A neighbor later told investigators about loud banging that lasted about 40 minutes in the early morning hours of Jan. 5, then heard what sounded like something being dragged down the stairs. On Jan. 8, detectives recovered a Sawzall blade, plastic sheeting, gauze, a bath mat and latex gloves from dumpsters near Hite’s apartment. Testing by the North Dakota State Crime Laboratory and the University of North Dakota Medical Examiner’s Office reportedly confirmed Wengel’s blood and bone tissue on the recovered items.

The county connection grew stronger as investigators tracked Hite with a GPS device on a borrowed silver 2012 Ford Focus after his Subaru Impreza was seized Jan. 9. That tracker placed him in Otter Tail County repeatedly between Jan. 13 and Feb. 10, including middle-of-the-night trips. Court documents said he frequented Fergus Falls and Battle Lake, and one warrant described a Jan. 21 search of a private scrap yard in Underwood, where investigators looked for Wengel’s remains and found none. Police also sought tower-dump cellphone records from four carriers across 37 towers, including sites in Erhard, Barnesville, Pelican Rapids, Clitherall, Underwood and Battle Lake.
By Feb. 11, Fargo police said they believed Wengel had been “heinously murdered” and said there may have been dismemberment.
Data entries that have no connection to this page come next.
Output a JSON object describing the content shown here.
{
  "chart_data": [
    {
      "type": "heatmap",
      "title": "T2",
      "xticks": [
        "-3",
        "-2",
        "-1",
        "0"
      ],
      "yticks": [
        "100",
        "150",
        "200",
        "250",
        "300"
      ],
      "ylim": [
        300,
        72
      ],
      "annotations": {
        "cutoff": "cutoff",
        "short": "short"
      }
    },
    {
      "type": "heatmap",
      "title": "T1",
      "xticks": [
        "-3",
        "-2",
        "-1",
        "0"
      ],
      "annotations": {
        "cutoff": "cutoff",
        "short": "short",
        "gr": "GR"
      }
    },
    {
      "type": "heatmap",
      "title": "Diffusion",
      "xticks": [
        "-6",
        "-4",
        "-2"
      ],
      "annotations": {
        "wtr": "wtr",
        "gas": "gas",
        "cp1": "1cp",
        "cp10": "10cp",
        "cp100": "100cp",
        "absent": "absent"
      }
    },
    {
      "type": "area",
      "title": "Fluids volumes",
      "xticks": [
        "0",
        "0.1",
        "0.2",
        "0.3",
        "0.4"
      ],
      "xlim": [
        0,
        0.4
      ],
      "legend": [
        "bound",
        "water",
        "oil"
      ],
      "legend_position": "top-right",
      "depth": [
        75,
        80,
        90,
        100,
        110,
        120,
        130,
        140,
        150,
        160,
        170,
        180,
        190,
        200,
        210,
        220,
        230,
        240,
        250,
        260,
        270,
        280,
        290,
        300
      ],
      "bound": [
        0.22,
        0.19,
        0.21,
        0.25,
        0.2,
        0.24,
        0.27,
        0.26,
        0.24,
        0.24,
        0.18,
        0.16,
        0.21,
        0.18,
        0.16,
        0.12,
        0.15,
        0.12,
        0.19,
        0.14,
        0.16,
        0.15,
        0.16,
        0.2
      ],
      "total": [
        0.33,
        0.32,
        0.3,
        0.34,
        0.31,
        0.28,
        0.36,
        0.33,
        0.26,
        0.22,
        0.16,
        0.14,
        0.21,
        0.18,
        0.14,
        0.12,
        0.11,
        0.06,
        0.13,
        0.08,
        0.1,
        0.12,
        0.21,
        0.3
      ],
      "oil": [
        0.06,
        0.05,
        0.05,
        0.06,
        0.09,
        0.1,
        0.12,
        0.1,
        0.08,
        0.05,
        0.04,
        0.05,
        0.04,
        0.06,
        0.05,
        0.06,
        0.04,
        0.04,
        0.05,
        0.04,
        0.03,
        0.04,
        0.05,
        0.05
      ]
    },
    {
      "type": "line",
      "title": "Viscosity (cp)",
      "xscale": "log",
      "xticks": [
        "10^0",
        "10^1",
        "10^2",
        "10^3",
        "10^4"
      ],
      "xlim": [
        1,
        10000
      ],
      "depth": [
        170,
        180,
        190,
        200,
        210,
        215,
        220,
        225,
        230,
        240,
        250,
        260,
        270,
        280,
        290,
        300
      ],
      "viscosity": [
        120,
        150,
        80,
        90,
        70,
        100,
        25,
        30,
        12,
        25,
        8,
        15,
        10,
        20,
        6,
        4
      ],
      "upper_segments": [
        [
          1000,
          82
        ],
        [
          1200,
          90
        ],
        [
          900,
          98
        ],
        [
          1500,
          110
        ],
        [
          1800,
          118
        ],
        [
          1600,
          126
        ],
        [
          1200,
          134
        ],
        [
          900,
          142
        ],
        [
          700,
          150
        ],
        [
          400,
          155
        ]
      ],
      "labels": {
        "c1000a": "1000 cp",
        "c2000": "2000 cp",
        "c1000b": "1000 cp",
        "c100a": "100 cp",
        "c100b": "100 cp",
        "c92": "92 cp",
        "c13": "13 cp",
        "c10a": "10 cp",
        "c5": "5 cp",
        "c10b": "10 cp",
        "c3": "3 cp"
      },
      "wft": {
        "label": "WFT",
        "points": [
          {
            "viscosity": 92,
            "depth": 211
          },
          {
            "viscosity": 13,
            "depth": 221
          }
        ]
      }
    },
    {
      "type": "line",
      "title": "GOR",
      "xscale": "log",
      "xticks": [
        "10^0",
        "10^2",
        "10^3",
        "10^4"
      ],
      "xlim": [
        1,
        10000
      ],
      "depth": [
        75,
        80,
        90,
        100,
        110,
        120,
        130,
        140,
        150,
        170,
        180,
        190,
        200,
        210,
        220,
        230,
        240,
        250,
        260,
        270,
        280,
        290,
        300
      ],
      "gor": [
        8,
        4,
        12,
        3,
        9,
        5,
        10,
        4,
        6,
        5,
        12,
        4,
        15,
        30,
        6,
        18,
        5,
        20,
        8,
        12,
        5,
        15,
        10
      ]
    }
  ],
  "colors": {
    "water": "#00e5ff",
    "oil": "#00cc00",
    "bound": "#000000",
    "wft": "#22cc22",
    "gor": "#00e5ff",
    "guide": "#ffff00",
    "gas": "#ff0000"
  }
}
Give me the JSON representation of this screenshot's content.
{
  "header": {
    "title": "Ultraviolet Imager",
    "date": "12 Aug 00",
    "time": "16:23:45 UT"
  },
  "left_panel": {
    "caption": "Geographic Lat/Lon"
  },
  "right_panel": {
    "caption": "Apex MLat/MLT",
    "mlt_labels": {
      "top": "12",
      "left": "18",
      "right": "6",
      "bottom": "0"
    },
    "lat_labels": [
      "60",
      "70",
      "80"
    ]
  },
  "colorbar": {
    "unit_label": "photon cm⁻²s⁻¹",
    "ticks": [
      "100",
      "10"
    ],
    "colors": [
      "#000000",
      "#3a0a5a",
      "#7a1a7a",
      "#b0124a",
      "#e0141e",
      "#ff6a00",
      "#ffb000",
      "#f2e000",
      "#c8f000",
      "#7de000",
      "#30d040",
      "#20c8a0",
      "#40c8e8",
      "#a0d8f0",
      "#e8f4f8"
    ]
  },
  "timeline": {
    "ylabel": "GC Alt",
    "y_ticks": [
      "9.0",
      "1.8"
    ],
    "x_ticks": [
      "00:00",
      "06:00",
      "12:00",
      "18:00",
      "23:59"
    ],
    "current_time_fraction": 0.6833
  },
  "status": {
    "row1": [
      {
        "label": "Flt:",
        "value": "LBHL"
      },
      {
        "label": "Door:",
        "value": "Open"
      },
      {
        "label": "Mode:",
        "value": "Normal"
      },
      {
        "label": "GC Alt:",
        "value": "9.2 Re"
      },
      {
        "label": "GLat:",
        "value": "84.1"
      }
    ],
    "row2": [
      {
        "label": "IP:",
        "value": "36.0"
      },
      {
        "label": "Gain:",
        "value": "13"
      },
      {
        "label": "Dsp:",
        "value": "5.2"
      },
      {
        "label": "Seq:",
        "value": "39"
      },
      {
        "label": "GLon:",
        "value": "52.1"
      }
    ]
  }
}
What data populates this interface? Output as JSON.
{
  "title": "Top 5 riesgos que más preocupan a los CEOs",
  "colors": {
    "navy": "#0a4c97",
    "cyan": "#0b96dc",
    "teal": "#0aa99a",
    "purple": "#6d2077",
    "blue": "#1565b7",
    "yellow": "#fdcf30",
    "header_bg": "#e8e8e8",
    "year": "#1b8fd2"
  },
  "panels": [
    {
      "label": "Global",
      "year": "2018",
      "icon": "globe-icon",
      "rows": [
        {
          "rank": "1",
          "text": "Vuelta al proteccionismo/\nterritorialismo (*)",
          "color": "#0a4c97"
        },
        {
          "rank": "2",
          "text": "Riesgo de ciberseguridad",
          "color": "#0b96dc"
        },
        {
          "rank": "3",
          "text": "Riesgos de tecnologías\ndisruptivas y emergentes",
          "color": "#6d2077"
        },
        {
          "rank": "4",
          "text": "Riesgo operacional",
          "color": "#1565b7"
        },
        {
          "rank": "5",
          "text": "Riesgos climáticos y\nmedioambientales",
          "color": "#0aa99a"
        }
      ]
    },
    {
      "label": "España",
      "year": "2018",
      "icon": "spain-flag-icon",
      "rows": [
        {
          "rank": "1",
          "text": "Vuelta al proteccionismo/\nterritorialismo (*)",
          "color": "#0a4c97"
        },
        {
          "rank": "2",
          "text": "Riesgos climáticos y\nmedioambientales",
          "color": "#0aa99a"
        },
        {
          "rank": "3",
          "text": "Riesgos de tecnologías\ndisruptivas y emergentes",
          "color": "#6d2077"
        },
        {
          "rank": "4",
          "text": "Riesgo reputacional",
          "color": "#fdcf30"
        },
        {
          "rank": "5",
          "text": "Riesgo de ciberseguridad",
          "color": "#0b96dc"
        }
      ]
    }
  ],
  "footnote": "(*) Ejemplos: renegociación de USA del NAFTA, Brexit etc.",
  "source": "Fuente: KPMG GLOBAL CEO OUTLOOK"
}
They identified a black tote with a red lid or cover as potentially important, saying two such totes had been delivered to Hite’s apartment but only one was recovered. Later court documents said Hite wrote to investigators on Feb. 12 and described where he disposed of remains, including an Underwood property and a dumpster at a local bar. As of late March, Wengel’s remains had not been found. Hite’s preliminary hearing is set for June 19, 2026, and his felony dispositional conference for July 16, 2026.